Only 1.2% of .org domains have adequate phishing protection

Only 1.2% of .org domains have adequate phishing protection

Only 1.2% of .org domains globally have implemented measures to prevent email phishing, spoofing and ransomware attacks. This figure rises to only 20% among the top 100 US non-profits .org domains by traffic.

New research from email security provider, EasyDMARC, reviewed a dataset of 9,935,024 verified .org email domains.
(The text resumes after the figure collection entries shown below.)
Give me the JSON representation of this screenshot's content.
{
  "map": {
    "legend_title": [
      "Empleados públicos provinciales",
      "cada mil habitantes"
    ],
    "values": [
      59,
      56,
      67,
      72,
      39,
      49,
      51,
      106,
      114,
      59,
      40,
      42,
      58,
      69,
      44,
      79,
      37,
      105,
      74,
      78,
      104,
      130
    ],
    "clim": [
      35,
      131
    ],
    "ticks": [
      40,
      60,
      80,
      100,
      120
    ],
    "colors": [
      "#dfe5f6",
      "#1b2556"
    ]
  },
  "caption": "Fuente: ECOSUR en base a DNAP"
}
EasyDMARC found that only 376,497 (3.8%) domains had implemented the Domain-based Message Authentication, Reporting and Conformance (DMARC) security standard. 

The DMARC standard enables the automatic flagging and removal of receiving emails which are impersonating senders’ domains, which is a crucial way to prevent outbound phishing and spoofing attempts. Despite the standard being over a decade old, this research indicates a widespread under-adoption of the standard among non-profits.

The research also signals a failure by the global non-profit sector to adequately configure DMARC when implemented. Among the small minority of the global .org domains tested that employ DMARC, 171,486 (45.6%) had incorrectly configured it. As a result, these organisations lacked visibility into any impersonating emails they received or blocked. Globally among non-profit domains using DMARC, only 121,290 (32.2%) had implemented a ‘reject’ policy that automatically rejected emails impersonating a legitimate domain. Most domains employing DMARC had configured it to do nothing about impersonating emails, with 218,777 (58.1%) domains having no policy. A total of 55,281 (14.7%) had configured DMARC to send impersonating emails into quarantine.